A 35-year-old male sustains an L1 burst fracture. He is neurologically intact. MRI demonstrates an intact posterior ligamentous complex (PLC). According to the Thoracolumbar Injury Classification and Severity (TLICS) score, what is his total score and recommended treatment?

. Score 2; Non-operative management
. Score 4; Operative management
. Score 5; Operative management
. Score 2; Operative management
. Score 4; Non-operative management

Correct Answer & Explanation

. Score 2; Non-operative management


Explanation

The TLICS score assigns points based on morphology, neurologic status, and PLC integrity. Morphology: Burst fracture = 2 points. Neurologic status: Intact = 0 points. PLC: Intact = 0 points. Total score = 2. A TLICS score of <= 3 indicates non-operative management (e.g., TLSO brace). A score of 4 is indeterminate, and >= 5 indicates operative management.

Question 419

Topic: Thoracolumbar Spine & Deformity

A 40-year-old man falls from a height of 10 feet and sustains an L1 burst fracture. He is neurologically intact (ASIA E). MRI confirms that the posterior ligamentous complex (PLC) is intact. According to the Thoracolumbar Injury Classification and Severity Score (TLICS), what is his score and the recommended management?

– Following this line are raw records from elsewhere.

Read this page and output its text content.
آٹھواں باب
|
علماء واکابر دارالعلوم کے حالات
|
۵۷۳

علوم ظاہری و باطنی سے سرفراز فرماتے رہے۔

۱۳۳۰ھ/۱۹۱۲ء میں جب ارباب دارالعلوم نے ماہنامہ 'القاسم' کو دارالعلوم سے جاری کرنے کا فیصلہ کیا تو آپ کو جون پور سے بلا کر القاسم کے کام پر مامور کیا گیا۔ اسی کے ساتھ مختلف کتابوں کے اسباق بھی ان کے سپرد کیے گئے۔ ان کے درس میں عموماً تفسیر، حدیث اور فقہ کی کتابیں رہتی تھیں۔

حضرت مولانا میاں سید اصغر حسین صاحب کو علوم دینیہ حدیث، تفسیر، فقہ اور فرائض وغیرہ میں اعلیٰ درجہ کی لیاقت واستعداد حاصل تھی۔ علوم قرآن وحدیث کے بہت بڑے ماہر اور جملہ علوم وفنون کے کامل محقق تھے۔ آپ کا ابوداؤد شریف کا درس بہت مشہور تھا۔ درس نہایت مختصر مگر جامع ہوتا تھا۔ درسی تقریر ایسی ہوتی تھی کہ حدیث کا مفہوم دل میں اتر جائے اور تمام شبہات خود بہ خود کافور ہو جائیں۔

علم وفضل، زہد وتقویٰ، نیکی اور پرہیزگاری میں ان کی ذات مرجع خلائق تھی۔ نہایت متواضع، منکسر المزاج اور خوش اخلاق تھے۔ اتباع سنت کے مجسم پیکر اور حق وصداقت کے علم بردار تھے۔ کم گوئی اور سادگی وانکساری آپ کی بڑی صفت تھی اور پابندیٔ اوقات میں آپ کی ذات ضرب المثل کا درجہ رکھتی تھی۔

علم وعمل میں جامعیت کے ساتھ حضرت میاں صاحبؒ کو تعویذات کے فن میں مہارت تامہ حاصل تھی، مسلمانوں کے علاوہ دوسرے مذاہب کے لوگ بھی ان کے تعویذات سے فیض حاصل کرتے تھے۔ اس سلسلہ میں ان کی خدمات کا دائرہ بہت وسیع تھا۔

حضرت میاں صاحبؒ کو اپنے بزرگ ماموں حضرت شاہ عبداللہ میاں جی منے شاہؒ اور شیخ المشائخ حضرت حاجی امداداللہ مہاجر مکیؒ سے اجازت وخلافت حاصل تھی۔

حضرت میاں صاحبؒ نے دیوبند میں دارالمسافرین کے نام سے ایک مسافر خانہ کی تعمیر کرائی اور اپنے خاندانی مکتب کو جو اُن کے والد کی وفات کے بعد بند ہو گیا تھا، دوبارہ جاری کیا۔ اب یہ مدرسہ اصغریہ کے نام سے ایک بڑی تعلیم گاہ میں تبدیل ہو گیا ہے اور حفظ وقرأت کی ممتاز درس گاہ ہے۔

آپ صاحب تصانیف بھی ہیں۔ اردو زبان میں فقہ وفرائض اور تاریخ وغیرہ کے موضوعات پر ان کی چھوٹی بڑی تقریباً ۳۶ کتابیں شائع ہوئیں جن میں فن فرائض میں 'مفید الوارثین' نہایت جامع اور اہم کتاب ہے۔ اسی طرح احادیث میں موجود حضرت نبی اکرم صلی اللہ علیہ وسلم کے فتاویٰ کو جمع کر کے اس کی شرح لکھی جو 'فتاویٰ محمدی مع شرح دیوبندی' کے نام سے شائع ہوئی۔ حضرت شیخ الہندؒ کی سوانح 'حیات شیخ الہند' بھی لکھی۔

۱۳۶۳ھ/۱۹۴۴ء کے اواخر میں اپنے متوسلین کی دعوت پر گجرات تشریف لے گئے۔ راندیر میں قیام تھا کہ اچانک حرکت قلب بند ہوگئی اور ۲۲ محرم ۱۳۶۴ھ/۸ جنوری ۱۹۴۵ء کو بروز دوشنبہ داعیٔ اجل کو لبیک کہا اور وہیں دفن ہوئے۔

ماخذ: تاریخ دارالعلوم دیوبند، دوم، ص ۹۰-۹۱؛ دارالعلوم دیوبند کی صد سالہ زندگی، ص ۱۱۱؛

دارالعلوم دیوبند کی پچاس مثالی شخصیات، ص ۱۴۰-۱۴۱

. Score 2, suggesting non-operative management
. Score 4, suggesting operative management
. Score 5, suggesting operative management
. Score 6, suggesting operative management
. Score 7, suggesting operative management

Correct Answer & Explanation

. Score 2, suggesting non-operative management


Explanation

The TLICS system assigns points based on morphology, neurologic status, and PLC integrity. A burst fracture (morphology) gets 2 points. Intact neurologic status gets 0 points. Intact PLC gets 0 points. Total score = 2. A score of 3 or less suggests non-operative management. A score of 4 is indeterminate, and 5 or more suggests surgery.

Question 420

Topic: Thoracolumbar Spine & Deformity
A 14-year-old female gymnast presents with an insidious onset of lower back pain. Radiographs demonstrate a grade II L5-S1 spondylolisthesis, and oblique views reveal an obvious defect in the pars interarticularis. According to the Wiltse classification of spondylolisthesis, into which category does this patient fall?
. Type I (Dysplastic)
. Type II (Isthmic)
. Type III (Degenerative)
. Type IV (Traumatic)
. Type V (Pathologic)

Correct Answer & Explanation

. Type II (Isthmic)


Explanation

The Wiltse classification defines Type II as Isthmic, which involves a defect or lesion in the pars interarticularis. Subtype IIA is a stress fracture of the pars (most common in young athletes like gymnasts). Type I is dysplastic (congenital abnormalities of the upper sacrum or L5 arch). Type III is degenerative. Type IV is traumatic (fracture in areas other than the pars). Type V is pathologic.